An Award-Winning Partnership in Ghana Strengthens Land Tenure and the Global Cocoa Supply
The vast majority of cocoa consumed in America comes from only two countries – Côte d’Ivoire and Ghana. What happens there has an outsized influence on America’s chocolate supply. Yet in Ghana, the supply has been under threat like never before, as up to 40 percent of cocoa farms suffer from low productivity, with many old trees needing to be replanted. In the past, Ghanaian small growers cleared old growth forests to carve out new cocoa farms. But now, with so little remaining primary forests, farmers must instead replace old and unproductive cocoa trees on their present farms. Unfortunately, land tenure insecurity discourages land owners from allowing tenants to replant trees, while the high costs of cocoa rehabilitation are prohibitive to resource-poor small farmers.

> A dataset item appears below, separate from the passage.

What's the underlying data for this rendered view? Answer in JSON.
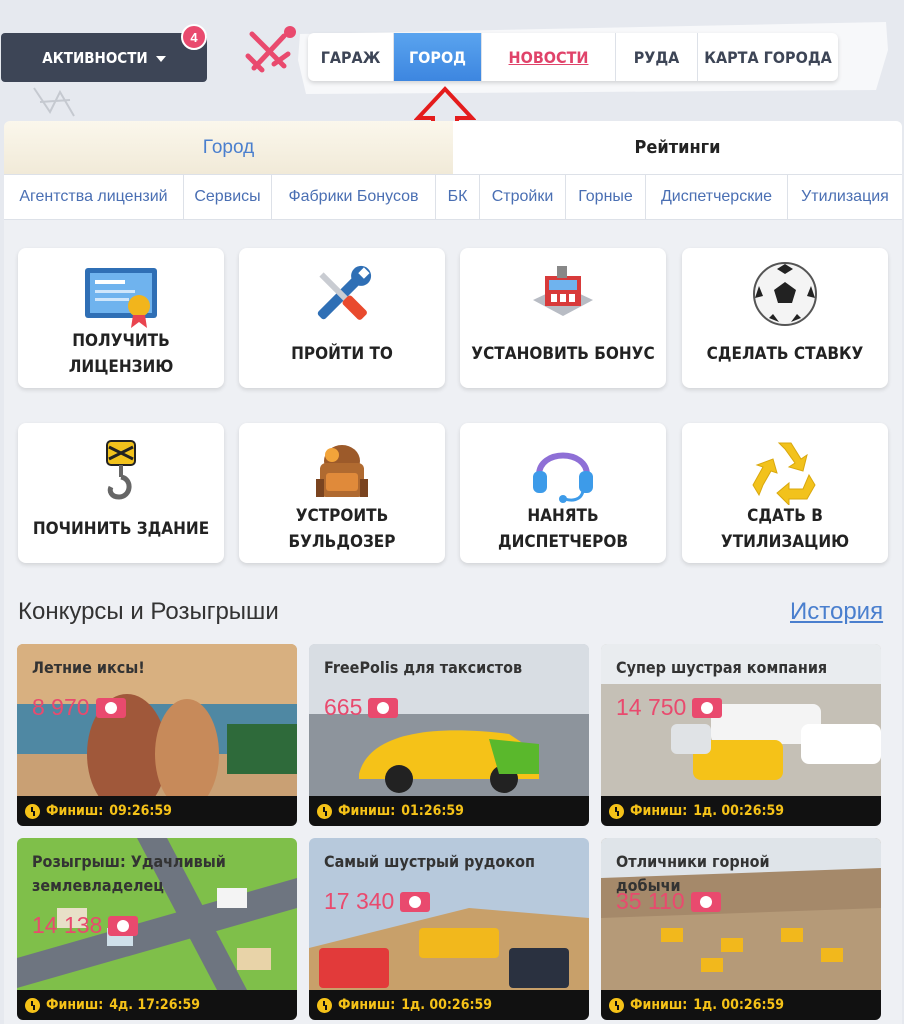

To address this problem, the United States Agency for International Development (USAID)-funded Tenure and Global Climate Change (TGCC) project put out a call to support deforestation-free commodity production. The project found a virtuous alignment of interests between the development community and the private sector. Tetra Tech, in close collaboration with Winrock International, partnered with cocoa supply chain stakeholders, including the Hershey Company and ECOM Agroindustrial, to examine how land tenure constraints affect cocoa farm rehabilitation. At the time, ECOM (Hershey’s local Ghanaian cocoa supplier), was preparing trials to incentivize farmers to replant their cocoa trees with improved stock and shade trees.
Winrock took the lead to bring the actors together, while Tetra Tech provided technical assistance and the means to test innovations through the USAID TGCC project, and now the follow-on USAID Integrated Land and Resource Governance (ILRG) project.

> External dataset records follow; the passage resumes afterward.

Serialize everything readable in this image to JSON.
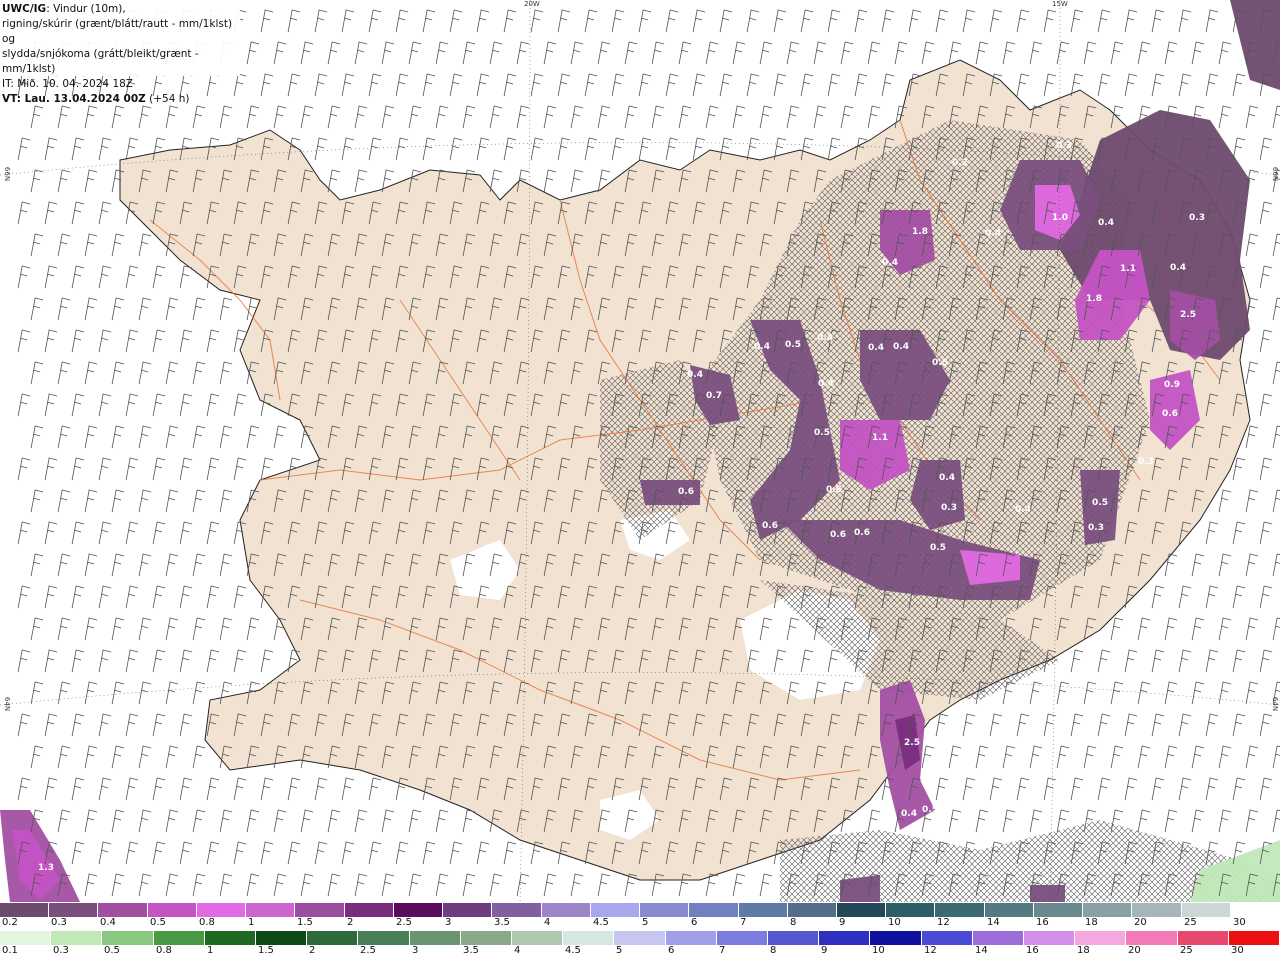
{
  "header": {
    "title_bold": "UWC/IG",
    "title_rest": ": Vindur (10m),",
    "line2": "rigning/skúrir (grænt/blátt/rautt - mm/1klst) og",
    "line3": "slydda/snjókoma (grátt/bleikt/grænt - mm/1klst)",
    "line4": "IT: Mið. 10. 04. 2024 18Z",
    "line5_bold": "VT: Lau. 13.04.2024 00Z",
    "line5_rest": " (+54 h)"
  },
  "graticule": {
    "lon_20w": "20W",
    "lon_15w": "15W",
    "lat_66n": "66N",
    "lat_64n": "64N",
    "lat_66n_right": "66N",
    "lat_64n_right": "64N"
  },
  "precip_labels": [
    "0.3",
    "0.2",
    "1.0",
    "0.4",
    "0.3",
    "0.4",
    "1.8",
    "0.4",
    "1.1",
    "0.4",
    "1.8",
    "2.5",
    "0.4",
    "0.5",
    "0.4",
    "0.4",
    "0.4",
    "0.5",
    "0.4",
    "0.7",
    "0.4",
    "0.5",
    "0.9",
    "1.1",
    "0.6",
    "0.3",
    "0.5",
    "0.6",
    "0.4",
    "0.3",
    "0.3",
    "0.4",
    "0.6",
    "0.3",
    "0.6",
    "0.6",
    "0.5",
    "0.6",
    "2.5",
    "0.4",
    "0.5",
    "1.3"
  ],
  "legend_top": {
    "labels": [
      "0.2",
      "0.3",
      "0.4",
      "0.5",
      "0.8",
      "1",
      "1.5",
      "2",
      "2.5",
      "3",
      "3.5",
      "4",
      "4.5",
      "5",
      "6",
      "7",
      "8",
      "9",
      "10",
      "12",
      "14",
      "16",
      "18",
      "20",
      "25",
      "30"
    ],
    "colors": [
      "#6e4a6e",
      "#7a4f7e",
      "#a24fa2",
      "#c453c4",
      "#e26ae2",
      "#cc66cc",
      "#9b4ea0",
      "#7a2d7e",
      "#5a0b5e",
      "#6e3d7e",
      "#8060a0",
      "#9d86c8",
      "#aaa6ee",
      "#8a8ad0",
      "#7080c0",
      "#607aa6",
      "#526e8c",
      "#244858",
      "#2e5e68",
      "#3c6a72",
      "#527a80",
      "#6a8890",
      "#88a0a4",
      "#a6b6b8",
      "#cdd6d6",
      "#ffffff"
    ]
  },
  "legend_bottom": {
    "labels": [
      "0.1",
      "0.3",
      "0.5",
      "0.8",
      "1",
      "1.5",
      "2",
      "2.5",
      "3",
      "3.5",
      "4",
      "4.5",
      "5",
      "6",
      "7",
      "8",
      "9",
      "10",
      "12",
      "14",
      "16",
      "18",
      "20",
      "25",
      "30"
    ],
    "colors": [
      "#e4f6e0",
      "#c0e8b8",
      "#88c880",
      "#4a9a44",
      "#1e6a22",
      "#0e4a16",
      "#2e6a3a",
      "#4a7e56",
      "#6a9470",
      "#8aa88a",
      "#b0c8b0",
      "#d6e6e0",
      "#c6c6f0",
      "#a0a0e8",
      "#7c7ce0",
      "#5656d0",
      "#3030c0",
      "#10109e",
      "#4a4ad4",
      "#9c6cd8",
      "#d290e8",
      "#f4a8e0",
      "#f27ab8",
      "#e84870",
      "#ee1010"
    ]
  }
}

A new solution was found where ECOM and the USAID TGCC project developed a financial model for cocoa farm rehabilitation where ECOM itself provides all the rehabilitation services to the farmer. ECOM rehabilitates and manages all farm activities over three years, while the farmer learns farm rehabilitation and management techniques and diversifies their income with cash crops.
This unique partnership was recognized as one of three winners in a case study competition at a recent USAID Private Sector Engagement Workshop in Washington, D.C.